PARIS (Reuters) – East Timor is imposing restrictions on the movement of livestock to contain African Swine flu, its agriculture ministry said on Monday after reporting multiple outbreaks to the World Organization for Animal Health (OIE).

There have been 100 outbreaks since early September, the ministry said on the website of the Paris-based OIE, killing a total of 405 backyard pigs from smallholders’ farms in the Dili region in the country’s north.

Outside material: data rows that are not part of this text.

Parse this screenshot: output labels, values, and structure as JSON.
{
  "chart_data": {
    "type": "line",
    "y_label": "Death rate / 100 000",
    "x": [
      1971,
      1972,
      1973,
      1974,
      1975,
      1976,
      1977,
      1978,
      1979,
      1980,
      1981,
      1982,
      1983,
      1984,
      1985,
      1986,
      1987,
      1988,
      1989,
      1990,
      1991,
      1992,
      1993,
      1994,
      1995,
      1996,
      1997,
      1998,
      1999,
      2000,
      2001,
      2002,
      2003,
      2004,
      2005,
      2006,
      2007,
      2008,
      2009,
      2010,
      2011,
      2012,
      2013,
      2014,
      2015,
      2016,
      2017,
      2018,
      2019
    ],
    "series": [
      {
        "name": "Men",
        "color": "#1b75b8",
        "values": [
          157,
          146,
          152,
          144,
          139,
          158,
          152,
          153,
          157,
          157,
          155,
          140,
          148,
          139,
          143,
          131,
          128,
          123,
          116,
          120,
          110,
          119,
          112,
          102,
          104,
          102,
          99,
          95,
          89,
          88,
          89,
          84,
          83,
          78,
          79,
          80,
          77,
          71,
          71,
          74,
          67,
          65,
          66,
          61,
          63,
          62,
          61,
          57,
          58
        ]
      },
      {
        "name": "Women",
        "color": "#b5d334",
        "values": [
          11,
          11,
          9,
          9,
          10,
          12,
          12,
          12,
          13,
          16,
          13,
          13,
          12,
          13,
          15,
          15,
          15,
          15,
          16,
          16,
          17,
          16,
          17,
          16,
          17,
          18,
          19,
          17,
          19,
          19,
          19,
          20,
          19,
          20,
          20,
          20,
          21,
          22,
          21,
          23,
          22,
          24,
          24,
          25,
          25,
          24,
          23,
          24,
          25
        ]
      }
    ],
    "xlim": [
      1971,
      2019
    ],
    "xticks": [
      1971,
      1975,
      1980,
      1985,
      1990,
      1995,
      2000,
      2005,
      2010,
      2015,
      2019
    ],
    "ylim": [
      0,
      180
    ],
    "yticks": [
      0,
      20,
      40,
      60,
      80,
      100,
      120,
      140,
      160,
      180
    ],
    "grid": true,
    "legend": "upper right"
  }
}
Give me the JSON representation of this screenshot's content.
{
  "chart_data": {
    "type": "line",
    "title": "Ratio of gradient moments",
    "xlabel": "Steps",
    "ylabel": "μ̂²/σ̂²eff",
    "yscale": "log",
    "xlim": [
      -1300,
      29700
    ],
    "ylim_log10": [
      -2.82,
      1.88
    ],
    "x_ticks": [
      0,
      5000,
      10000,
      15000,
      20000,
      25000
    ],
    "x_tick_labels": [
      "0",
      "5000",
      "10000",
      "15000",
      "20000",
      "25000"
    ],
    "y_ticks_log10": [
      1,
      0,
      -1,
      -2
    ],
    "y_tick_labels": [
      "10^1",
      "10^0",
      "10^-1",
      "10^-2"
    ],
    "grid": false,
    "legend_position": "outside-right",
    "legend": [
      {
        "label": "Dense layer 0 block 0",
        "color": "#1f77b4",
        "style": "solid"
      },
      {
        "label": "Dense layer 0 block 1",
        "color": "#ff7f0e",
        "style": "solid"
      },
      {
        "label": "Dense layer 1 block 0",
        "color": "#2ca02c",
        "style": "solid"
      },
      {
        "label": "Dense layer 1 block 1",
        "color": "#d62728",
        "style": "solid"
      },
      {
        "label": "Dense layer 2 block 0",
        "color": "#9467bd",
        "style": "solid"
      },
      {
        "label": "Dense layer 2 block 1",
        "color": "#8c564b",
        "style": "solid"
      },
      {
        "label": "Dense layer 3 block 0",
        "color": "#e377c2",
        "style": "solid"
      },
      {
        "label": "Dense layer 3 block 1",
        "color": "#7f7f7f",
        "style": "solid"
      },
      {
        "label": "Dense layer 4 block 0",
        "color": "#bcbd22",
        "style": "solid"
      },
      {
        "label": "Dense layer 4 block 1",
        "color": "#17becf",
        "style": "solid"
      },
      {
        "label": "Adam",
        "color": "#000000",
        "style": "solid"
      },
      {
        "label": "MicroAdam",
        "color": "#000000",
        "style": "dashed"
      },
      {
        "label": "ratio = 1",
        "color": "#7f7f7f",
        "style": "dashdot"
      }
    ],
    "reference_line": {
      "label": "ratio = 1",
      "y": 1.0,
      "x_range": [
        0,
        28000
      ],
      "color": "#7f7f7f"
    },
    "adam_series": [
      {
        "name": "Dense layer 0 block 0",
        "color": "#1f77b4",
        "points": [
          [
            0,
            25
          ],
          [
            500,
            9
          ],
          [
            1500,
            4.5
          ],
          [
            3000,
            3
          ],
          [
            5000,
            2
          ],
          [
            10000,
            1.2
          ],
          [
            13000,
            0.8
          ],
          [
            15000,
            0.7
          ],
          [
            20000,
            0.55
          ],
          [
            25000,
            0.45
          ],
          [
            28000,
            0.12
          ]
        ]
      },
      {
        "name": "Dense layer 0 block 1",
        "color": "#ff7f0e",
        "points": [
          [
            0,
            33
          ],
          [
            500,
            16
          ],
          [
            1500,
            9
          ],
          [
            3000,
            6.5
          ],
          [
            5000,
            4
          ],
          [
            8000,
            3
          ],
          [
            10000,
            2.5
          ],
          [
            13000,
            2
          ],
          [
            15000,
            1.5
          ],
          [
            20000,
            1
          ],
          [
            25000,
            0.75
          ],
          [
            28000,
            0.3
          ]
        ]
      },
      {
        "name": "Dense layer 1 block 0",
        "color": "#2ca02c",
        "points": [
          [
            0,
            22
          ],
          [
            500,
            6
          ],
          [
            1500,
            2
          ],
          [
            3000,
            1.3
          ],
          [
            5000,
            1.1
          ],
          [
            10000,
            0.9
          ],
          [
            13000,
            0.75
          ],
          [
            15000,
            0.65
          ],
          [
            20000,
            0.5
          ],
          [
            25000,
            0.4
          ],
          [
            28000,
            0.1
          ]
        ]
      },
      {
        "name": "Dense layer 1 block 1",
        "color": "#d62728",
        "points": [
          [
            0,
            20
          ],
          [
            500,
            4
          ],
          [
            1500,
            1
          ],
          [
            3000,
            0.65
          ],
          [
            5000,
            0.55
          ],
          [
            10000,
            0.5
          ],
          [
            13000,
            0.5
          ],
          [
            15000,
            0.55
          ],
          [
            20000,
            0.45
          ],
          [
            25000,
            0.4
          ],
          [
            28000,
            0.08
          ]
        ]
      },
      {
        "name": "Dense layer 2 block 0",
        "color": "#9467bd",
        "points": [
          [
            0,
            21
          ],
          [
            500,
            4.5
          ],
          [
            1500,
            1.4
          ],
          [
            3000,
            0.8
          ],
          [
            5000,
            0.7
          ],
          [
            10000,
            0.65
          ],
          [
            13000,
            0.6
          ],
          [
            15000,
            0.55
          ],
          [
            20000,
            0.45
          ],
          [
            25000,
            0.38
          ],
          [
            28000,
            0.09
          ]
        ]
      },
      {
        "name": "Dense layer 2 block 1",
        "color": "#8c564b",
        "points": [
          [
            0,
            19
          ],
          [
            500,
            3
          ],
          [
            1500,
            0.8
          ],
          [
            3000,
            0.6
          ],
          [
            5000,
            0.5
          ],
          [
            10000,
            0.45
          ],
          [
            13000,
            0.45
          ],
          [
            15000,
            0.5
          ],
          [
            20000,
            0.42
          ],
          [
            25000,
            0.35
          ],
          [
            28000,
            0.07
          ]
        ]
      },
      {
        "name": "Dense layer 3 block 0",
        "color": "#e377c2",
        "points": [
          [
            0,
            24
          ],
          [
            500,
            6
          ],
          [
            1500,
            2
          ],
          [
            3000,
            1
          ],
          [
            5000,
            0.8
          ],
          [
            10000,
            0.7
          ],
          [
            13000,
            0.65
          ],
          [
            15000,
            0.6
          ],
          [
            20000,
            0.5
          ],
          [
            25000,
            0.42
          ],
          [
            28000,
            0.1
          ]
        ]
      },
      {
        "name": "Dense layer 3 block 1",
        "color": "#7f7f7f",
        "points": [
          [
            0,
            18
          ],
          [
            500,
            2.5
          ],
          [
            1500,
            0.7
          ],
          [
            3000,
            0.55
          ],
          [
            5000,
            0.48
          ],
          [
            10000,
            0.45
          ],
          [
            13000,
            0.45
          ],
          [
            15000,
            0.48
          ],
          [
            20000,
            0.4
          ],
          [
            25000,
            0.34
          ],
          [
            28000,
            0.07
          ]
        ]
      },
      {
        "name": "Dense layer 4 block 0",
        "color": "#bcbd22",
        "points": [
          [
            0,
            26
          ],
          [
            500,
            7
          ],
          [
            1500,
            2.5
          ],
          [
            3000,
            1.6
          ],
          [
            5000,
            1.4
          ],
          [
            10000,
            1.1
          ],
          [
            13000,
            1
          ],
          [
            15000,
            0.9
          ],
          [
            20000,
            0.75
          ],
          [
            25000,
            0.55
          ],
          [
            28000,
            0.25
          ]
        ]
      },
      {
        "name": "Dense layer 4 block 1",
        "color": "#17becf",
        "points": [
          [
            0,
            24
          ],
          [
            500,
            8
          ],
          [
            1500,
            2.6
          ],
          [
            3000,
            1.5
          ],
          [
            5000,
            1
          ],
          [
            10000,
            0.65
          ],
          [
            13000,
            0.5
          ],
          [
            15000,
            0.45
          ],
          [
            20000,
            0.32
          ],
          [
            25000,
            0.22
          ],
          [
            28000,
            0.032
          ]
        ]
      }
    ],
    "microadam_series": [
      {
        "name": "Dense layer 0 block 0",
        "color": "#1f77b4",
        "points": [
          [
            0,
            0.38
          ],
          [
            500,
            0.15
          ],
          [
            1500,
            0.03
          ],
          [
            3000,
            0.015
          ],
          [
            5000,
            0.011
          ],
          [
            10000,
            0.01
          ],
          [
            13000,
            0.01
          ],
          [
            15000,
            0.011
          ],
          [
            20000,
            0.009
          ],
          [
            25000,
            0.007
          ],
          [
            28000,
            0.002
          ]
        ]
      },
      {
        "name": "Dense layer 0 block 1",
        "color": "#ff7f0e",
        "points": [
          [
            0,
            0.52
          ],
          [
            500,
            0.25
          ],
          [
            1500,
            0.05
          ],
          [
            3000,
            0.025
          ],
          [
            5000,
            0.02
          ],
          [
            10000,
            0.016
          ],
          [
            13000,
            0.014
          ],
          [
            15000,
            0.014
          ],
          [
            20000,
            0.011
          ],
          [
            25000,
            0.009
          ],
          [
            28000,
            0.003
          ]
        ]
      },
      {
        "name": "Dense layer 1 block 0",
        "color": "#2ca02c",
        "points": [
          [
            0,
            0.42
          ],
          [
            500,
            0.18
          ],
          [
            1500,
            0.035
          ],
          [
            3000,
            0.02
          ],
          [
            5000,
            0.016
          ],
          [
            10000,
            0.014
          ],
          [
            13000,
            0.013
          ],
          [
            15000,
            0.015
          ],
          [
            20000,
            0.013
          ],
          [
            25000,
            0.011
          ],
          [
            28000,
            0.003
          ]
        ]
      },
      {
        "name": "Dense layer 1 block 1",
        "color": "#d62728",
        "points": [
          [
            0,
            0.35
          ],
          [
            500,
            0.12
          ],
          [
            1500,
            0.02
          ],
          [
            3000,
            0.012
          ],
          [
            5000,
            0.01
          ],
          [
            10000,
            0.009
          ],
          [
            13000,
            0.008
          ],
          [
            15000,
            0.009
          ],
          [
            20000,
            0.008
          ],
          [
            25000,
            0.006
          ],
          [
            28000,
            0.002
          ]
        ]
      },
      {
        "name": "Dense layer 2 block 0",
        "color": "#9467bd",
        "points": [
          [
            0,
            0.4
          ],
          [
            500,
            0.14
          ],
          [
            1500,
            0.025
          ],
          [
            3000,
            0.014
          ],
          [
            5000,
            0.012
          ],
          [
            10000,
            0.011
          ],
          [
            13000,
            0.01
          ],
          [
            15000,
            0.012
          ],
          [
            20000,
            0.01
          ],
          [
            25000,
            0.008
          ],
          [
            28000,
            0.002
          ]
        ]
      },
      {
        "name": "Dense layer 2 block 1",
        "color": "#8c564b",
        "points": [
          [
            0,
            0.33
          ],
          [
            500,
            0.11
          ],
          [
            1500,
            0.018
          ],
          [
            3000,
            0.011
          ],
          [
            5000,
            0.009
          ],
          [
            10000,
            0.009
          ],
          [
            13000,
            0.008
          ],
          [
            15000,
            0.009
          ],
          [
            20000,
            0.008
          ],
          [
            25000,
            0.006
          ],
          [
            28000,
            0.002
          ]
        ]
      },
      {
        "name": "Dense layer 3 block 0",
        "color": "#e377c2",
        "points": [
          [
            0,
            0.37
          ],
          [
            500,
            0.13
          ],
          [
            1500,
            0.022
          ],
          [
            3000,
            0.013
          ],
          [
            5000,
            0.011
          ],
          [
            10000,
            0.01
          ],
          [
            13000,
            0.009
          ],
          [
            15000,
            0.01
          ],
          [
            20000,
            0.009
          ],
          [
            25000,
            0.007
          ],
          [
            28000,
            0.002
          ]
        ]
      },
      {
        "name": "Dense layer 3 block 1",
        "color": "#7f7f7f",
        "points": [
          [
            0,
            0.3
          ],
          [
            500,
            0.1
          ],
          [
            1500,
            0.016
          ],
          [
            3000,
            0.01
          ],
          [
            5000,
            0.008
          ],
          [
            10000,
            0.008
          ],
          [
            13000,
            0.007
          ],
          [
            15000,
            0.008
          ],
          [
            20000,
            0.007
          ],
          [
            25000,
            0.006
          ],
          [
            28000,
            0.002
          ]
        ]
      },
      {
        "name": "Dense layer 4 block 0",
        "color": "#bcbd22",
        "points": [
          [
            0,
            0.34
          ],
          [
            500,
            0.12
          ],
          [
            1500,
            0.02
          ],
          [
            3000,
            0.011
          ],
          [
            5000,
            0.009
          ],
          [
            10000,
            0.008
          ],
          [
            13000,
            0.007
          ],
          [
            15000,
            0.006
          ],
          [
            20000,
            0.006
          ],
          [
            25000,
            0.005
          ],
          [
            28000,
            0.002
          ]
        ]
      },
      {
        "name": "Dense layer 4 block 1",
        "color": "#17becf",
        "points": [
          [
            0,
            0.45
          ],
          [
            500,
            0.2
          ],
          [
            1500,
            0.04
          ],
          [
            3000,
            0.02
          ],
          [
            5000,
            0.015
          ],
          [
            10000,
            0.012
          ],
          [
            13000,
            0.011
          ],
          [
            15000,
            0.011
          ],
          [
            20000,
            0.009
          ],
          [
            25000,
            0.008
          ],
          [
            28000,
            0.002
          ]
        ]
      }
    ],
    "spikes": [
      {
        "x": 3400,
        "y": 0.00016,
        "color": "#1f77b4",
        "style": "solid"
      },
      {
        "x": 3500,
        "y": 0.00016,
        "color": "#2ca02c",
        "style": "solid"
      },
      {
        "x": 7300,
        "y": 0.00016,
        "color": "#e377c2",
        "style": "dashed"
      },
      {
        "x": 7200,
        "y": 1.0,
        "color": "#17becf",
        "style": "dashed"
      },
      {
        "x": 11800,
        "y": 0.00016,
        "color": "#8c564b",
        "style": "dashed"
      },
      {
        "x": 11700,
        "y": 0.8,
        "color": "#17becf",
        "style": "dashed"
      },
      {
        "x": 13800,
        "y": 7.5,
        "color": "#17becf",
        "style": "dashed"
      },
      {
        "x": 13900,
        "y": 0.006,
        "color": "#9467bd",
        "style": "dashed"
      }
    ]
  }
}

The government is now banning movement of pigs from Dili to other municipalities, the ministry said in a statement, in an effort to contain a disease that has killed millions of pigs across Asia.

The ministry said East Timor has about 400,000 pigs and that a widespread swine flu outbreak could affect the livelihood of 70% of families that depend on raising pigs for income.

The tiny Pacific nation of East Timor shares an island with Indonesia’s province of East Nusa Tenggara and is located north of Australia.

East Timor is working with Australia to investigate the cause and source of the outbreak, the agriculture ministry said.

African swine fever is not harmful to humans but is deadly to pigs, with no available vaccine. It surfaced for the first time in Asia more than a year ago, in China, before spreading to southeast Asian nations such as Cambodia and Vietnam.

Severe damage to pig herds in China, the world’s top pork producer, has disrupted global markets from pork to feed, including corn and soymeal.